# True Covenanter?



## RamistThomist (Aug 20, 2007)

http://www.truecovenanter.com/

Is anyone familiar with this site?


----------



## VirginiaHuguenot (Aug 20, 2007)

Yes, I'm familiar with the site. Covenanter.org is/was run by James Dodson and has not, for certain reasons, been updated in years. Truecovenanter.com is run by a former member of Jim Dodson's group, who mirrored Dodson's website and has since expanded on it.


----------



## Arch2k (Aug 20, 2007)

I think that the website has ALOT of interest to the confessional presbyterian in particular. A good resource.


----------



## NaphtaliPress (Aug 20, 2007)

Fine, but beware of separatism.


----------



## Arch2k (Aug 20, 2007)

NaphtaliPress said:


> Fine, but beware of separatism.


 
I agree Chris. I know that the owners of this site, and of the other Covenanter site have major issues when it comes to schism, and it is important that one makes a note of this when visiting their websites. That being said, I view them much like SWRB, they have problems, but at the same time reprint/make available some good literature that just isn't found anywhere else.


----------



## NaphtaliPress (Aug 20, 2007)

But that is the bated hook isn't it? The good stuff?


----------



## RamistThomist (Aug 20, 2007)

I am aware of the separatism, now that you mention it. I think they have good stuff. I have many temptations which snare me, but separatism isn't one of them.


----------



## NaphtaliPress (Aug 21, 2007)

Spear Dane said:


> I am aware of the separatism, now that you mention it. I think they have good stuff. I have many temptations which snare me, but separatism isn't one of them.
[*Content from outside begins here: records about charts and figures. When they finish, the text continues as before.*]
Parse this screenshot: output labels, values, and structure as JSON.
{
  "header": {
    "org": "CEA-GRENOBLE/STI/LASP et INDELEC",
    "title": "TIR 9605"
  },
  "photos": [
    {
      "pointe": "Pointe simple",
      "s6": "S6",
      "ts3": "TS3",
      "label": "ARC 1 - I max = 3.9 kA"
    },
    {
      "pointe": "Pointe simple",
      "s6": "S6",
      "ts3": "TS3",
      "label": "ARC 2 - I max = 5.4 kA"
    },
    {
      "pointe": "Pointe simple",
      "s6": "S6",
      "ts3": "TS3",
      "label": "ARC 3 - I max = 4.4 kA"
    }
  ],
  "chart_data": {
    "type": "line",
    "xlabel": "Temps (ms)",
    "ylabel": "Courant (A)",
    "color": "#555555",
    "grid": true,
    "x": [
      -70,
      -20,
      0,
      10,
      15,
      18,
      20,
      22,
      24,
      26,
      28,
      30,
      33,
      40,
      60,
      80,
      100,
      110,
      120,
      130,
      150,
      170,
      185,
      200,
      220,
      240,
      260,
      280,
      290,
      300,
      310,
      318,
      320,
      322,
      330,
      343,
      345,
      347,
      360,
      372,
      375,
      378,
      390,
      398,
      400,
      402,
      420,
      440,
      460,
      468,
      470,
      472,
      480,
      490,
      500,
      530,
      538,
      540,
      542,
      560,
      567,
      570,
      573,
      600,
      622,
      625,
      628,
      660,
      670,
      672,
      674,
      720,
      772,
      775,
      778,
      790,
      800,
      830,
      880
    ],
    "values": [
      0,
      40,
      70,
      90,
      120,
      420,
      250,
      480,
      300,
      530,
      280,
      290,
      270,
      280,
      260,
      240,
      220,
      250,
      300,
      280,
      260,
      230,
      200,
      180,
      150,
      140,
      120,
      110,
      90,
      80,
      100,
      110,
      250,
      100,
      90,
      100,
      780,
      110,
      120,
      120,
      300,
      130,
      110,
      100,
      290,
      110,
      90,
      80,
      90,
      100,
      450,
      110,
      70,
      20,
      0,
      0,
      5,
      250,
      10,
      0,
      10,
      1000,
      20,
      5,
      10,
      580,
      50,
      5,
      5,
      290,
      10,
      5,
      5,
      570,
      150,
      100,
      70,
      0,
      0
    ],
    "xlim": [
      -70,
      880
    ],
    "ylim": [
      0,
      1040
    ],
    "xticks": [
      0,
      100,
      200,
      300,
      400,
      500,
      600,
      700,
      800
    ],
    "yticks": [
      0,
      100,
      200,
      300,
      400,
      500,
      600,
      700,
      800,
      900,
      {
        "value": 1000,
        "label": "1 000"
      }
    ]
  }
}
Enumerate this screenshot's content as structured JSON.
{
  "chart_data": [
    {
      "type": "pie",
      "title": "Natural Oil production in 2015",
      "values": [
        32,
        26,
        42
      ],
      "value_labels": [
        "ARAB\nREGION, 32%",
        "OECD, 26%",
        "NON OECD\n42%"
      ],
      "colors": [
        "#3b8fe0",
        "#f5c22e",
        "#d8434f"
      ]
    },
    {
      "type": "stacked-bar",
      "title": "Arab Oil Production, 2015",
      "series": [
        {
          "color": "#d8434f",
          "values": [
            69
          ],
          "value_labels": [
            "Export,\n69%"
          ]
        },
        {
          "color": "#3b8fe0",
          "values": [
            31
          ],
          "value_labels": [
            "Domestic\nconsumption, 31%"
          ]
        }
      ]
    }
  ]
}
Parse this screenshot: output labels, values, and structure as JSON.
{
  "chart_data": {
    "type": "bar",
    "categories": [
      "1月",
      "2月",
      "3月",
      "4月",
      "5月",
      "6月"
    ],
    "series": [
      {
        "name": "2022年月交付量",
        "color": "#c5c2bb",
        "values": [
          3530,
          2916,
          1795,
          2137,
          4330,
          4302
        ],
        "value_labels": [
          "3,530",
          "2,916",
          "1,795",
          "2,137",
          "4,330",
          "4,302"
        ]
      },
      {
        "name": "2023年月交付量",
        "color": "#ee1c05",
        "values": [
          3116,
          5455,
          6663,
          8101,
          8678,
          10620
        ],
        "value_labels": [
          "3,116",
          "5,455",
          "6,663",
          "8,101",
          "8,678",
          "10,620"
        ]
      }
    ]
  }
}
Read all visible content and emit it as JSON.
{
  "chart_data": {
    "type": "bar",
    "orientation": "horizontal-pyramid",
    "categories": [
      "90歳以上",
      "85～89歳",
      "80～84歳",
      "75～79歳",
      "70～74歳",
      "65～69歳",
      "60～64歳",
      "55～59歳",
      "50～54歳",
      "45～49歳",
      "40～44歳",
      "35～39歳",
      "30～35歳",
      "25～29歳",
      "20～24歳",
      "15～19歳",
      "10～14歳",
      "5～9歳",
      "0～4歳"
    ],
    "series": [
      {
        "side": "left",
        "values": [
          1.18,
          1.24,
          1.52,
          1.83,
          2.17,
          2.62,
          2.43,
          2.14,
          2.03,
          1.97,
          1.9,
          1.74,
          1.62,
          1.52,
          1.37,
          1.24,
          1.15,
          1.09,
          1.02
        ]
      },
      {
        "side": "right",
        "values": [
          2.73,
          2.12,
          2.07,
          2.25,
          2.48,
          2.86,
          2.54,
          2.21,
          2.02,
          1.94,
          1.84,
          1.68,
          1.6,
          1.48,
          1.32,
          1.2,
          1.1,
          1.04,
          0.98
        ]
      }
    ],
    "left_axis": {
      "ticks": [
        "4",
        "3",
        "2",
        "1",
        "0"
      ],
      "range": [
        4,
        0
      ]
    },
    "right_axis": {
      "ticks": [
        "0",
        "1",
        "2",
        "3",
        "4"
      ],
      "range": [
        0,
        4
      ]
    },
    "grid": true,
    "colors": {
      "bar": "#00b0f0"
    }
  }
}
Well, that is a good thing no doubt (that separatism is not a temptation to you). Not sure if I would have been tempted this way or not. Early in my 'TR' development, I bought a copy of James Durham's _Treatise Concerning Scandal_ which introduced me to 2nd Reformation thought on the subject, and probably inoculated me sufficiently from that path.


----------